Certainly, if Medicare rewards hospitals for improving the quality of end-of-life care, that will create a powerful incentive for hospitals to train physicians in these discussions, she adds. In the meantime, Dr. Yuen says, “Hospitals can incentivize physicians in nonmonetary ways by stressing improved patient satisfaction scores or recognizing physicians who serve as good role models for end-of-life communication.”
Bonnie Darves is a freelance health care writer based in Seattle.
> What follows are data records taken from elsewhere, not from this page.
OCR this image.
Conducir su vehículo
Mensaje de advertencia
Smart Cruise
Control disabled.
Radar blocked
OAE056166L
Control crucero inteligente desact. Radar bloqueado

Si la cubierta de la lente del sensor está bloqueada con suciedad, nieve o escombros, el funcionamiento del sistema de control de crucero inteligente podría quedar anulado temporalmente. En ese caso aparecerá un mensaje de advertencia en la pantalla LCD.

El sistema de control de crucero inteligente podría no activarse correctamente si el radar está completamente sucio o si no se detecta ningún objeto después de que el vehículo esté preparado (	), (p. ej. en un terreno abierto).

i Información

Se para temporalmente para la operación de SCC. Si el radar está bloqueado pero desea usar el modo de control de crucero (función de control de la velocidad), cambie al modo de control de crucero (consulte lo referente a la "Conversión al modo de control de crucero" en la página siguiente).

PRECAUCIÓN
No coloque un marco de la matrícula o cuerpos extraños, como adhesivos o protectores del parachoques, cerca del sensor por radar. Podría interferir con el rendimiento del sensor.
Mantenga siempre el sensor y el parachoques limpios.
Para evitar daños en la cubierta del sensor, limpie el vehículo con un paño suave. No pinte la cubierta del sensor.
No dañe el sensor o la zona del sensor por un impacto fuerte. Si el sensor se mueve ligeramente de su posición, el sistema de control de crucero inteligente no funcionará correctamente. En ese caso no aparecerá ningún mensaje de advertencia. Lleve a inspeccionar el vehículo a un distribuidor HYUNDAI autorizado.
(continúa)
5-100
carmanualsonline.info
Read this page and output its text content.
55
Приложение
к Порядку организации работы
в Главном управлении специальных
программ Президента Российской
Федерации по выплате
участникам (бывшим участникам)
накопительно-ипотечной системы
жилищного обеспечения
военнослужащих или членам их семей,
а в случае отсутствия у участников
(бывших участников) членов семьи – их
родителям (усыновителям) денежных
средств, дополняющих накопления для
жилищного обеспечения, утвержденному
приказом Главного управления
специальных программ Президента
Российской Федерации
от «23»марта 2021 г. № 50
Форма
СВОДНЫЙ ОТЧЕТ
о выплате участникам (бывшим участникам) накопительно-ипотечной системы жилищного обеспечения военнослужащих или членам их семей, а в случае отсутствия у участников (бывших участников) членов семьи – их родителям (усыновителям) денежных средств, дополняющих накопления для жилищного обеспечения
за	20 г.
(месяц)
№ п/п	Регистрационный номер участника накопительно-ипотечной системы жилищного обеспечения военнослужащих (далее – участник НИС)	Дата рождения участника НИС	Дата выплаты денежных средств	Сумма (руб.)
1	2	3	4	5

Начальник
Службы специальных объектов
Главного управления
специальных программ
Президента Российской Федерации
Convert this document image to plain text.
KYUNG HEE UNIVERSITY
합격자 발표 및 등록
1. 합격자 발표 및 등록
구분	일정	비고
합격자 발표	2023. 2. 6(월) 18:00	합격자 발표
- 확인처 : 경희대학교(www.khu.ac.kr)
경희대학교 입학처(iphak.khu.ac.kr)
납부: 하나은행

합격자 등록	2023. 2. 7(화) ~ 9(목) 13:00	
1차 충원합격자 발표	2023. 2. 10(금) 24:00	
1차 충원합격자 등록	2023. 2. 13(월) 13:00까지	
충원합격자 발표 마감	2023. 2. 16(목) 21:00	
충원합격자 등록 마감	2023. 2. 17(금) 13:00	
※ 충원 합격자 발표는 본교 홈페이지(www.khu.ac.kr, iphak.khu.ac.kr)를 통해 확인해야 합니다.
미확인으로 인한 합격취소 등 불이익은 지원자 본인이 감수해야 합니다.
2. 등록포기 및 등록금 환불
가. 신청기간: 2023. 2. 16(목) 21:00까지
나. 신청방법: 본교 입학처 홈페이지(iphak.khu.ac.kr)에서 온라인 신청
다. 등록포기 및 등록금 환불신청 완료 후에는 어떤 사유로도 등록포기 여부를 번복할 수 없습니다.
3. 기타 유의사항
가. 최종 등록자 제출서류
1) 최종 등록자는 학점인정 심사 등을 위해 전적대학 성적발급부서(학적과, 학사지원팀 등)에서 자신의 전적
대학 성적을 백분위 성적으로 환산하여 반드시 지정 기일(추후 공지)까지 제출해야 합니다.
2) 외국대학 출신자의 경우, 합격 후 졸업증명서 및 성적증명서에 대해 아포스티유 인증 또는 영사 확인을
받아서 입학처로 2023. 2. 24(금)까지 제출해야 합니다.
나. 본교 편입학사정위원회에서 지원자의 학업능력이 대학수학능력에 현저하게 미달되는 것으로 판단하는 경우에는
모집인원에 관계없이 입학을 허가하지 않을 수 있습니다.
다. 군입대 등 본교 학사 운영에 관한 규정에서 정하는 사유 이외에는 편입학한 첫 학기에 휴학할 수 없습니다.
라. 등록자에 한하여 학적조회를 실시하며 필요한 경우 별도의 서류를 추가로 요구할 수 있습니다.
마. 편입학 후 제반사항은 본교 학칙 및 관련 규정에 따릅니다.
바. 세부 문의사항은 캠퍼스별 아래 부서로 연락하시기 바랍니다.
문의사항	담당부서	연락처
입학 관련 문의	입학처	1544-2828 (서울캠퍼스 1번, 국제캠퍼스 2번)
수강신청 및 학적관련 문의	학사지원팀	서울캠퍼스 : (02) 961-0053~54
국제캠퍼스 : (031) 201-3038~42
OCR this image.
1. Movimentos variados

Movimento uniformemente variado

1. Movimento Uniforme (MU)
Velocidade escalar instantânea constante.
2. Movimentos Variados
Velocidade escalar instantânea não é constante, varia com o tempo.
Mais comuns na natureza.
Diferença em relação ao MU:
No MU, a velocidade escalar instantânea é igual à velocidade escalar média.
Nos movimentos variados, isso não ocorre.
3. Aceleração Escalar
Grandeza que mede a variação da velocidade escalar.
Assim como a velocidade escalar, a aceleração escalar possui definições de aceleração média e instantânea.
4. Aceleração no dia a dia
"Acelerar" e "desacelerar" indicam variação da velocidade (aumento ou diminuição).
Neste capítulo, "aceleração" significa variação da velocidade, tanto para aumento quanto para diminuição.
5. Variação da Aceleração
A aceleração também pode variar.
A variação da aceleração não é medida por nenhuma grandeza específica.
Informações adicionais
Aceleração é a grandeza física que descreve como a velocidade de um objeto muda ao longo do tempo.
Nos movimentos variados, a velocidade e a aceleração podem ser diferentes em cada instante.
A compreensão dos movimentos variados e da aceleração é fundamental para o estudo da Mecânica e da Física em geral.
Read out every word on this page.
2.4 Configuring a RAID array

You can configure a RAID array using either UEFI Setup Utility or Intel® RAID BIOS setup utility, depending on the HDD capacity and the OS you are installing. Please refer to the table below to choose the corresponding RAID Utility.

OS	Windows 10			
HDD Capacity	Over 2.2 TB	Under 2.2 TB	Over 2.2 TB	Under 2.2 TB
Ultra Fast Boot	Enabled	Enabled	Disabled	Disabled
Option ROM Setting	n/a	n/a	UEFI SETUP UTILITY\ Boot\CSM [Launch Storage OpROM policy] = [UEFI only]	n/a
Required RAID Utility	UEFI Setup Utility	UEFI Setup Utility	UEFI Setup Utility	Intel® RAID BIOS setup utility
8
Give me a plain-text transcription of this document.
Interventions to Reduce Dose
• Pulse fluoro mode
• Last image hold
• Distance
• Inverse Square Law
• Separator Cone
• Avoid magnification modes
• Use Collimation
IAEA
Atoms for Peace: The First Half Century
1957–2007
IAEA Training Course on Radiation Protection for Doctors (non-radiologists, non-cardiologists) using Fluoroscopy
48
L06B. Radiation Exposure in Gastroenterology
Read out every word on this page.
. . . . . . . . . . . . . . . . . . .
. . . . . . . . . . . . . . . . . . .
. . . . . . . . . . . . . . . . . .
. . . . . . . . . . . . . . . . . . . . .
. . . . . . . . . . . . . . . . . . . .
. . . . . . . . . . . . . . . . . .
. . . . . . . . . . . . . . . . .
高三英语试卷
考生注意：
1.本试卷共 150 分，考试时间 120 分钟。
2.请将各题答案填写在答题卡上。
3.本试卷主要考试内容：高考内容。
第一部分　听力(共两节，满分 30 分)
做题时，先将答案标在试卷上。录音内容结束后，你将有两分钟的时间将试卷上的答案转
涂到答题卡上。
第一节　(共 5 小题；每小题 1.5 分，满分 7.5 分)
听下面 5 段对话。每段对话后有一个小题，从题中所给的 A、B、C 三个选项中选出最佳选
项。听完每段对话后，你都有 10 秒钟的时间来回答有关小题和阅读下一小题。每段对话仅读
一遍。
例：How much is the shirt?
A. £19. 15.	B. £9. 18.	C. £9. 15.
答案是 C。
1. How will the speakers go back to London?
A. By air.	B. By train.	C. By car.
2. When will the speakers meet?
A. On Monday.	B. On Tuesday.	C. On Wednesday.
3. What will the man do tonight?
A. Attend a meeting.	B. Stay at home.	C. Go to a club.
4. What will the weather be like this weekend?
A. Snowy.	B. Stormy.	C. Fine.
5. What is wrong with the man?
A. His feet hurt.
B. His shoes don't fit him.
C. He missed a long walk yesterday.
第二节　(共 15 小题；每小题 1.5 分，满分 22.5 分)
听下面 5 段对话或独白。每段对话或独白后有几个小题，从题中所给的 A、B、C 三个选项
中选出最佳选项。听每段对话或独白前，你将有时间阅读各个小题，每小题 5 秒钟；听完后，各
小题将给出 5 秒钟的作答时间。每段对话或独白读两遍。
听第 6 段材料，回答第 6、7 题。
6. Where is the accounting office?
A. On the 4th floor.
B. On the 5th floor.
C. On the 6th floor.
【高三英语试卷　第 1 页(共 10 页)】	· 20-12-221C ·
Getting better at DNR discussions
WANT HELP LEARNING how to conduct more effective discussions on DNRs? Here is a list of resources that can help:
- The University of Rochester Medical Center has put together modules geared to ACGME competencies, including holding a family meeting about CPR and DNR.
- The University of Chicago faculty have spearheaded the CHAMP (Caring for the Hospitalized Aging Medical Patient) Web site, with this discussion of advanced directives.
- The Medical College of Wisconsin’s EPERC site (End of Life/Palliative Education Resource Center) offers a variety of case studies with teaching points.
- The Center to Advance Palliative Care has produced educational modules geared to critical care fellows to improve communication skills.